01/19/2026
Most people assume that if someone has been trained to use a tourniquet, they will be able to use it when it matters.
That assumption may be wrong.
A recent study found that even trained officers struggled to self-apply a tourniquet once real physiologic stress and simulated blood loss were introduced. The issue was not placement, it was tightening. Stress, dizziness, and loss of strength made it difficult to complete the skill before symptoms progressed.
That matters far beyond law enforcement.
Bleeding control is not just about having the equipment or knowing the steps. It is about whether someone can perform under stress, when heart rate is elevated and time is limited.
At FACTS – First Aid & CPR Training Services, we focus on bleeding control training that reflects how people actually perform, not just how skills look in a calm setting.
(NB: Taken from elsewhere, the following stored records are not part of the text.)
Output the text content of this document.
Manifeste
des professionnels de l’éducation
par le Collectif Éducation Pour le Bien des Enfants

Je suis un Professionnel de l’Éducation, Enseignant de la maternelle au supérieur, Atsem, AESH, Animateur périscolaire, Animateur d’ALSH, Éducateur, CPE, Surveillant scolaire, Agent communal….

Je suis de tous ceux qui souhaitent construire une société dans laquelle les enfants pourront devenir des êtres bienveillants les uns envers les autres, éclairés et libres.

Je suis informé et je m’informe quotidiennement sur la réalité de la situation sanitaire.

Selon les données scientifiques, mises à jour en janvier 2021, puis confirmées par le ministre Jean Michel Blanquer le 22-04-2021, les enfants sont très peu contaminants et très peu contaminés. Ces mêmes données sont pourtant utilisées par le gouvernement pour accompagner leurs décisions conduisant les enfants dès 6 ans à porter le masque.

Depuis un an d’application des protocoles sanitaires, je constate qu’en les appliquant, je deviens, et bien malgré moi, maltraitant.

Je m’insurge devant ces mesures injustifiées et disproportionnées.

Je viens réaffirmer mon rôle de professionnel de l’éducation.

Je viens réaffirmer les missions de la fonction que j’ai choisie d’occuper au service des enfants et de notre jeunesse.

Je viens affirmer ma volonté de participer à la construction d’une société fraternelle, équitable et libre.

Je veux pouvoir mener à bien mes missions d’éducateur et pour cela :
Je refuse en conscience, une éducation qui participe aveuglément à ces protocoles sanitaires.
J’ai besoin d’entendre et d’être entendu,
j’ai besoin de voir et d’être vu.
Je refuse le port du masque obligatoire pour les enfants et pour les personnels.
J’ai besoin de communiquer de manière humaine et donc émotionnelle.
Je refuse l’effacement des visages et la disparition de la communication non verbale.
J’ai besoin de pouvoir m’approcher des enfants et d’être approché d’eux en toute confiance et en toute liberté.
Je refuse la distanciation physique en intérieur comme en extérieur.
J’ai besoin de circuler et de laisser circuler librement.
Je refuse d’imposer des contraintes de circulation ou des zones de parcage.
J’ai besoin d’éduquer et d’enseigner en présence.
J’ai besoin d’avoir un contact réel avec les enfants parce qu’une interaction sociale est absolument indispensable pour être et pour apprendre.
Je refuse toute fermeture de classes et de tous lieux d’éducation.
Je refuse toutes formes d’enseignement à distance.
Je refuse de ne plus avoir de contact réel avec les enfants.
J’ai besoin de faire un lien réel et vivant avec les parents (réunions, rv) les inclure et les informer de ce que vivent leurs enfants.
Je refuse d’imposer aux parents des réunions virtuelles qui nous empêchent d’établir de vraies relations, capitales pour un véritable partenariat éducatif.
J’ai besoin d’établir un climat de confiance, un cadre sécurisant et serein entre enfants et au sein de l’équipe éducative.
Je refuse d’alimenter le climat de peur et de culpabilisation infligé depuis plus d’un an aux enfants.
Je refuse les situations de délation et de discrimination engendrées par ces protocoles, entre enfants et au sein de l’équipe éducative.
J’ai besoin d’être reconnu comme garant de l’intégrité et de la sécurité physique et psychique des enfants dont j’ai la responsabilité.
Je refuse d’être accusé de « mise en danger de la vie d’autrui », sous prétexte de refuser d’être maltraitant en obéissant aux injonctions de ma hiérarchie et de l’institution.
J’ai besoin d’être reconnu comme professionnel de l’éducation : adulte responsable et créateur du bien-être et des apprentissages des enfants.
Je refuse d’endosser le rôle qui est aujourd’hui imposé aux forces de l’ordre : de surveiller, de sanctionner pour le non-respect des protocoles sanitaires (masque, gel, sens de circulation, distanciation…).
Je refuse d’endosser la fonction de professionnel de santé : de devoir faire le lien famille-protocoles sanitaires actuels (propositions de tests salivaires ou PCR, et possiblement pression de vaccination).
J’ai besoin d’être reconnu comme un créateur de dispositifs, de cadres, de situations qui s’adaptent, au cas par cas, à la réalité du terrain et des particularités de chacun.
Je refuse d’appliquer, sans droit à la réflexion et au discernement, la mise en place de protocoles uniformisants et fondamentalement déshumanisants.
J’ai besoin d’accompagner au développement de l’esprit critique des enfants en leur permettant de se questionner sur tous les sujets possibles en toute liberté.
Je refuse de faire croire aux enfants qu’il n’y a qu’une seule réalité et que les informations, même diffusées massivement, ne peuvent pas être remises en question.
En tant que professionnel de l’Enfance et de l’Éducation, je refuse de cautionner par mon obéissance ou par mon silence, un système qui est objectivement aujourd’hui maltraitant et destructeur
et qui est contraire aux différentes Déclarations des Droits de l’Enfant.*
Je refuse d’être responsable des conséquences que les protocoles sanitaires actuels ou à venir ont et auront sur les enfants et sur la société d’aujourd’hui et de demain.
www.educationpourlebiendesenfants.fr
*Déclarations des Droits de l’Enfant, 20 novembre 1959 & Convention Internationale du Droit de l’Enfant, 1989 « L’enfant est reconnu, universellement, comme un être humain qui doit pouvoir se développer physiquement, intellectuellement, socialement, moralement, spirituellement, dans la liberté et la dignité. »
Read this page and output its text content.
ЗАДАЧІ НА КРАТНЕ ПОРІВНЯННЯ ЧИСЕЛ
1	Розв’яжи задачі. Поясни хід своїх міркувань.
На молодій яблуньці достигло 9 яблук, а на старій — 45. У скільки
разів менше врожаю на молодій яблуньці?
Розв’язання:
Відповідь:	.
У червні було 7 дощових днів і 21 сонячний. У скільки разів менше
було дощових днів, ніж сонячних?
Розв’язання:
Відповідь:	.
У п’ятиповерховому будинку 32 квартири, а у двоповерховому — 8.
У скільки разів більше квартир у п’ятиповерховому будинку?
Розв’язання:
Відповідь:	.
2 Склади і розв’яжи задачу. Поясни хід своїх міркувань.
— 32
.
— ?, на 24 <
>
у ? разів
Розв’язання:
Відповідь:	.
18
This is critical for workplaces, community organizations, and any environment where serious injury is possible.
If your team has bleeding control kits but has not trained realistically with them, this is a conversation worth having.
A police officer is shot and alone.
Can they get a tourniquet on themselves before losing consciousness?
Turns out...maybe not.
A new study simulated hemorrhagic shock in law enforcement officers to see if they could successfully self-apply a tourniquet under real physiologic stress.
These were trained officers wearing full tactical gear, using standard CATs, in a controlled environment. The results weren’t encouraging.
Under normal conditions, 10 out of 12 officers successfully applied the tourniquet. But under simulated hypovolemic shock—mimicking blood loss from major trauma—that number dropped to 8 out of 12. One officer passed out before completing the application. Another developed presyncopal symptoms.
All failures were due to inadequate tightening, not incorrect placement. And while average application time didn’t change much (around 30 seconds in both conditions), it became clear that physiological stress (low blood pressure, increased heart and respiratory rates, dizziness, paresthesia) had a meaningful impact on success.
Interestingly, officers from tactical units (like SWAT) generally performed better, likely due to frequent high-stress training. Patrol officers had more difficulty.
So why does this matter for EMS? Because we’re often the next link in the chain...or the only one.
These findings support a push for more realistic, stress-based TQ training for LEOs, especially solo officers. This is something worth bringing up at your next joint training day or during Stop the Bleed refreshers.
Bottom line: even a well-trained officer may struggle to apply a TQ under stress. EMS should be aware, ready to assist, and advocate for better prep on the law enforcement side.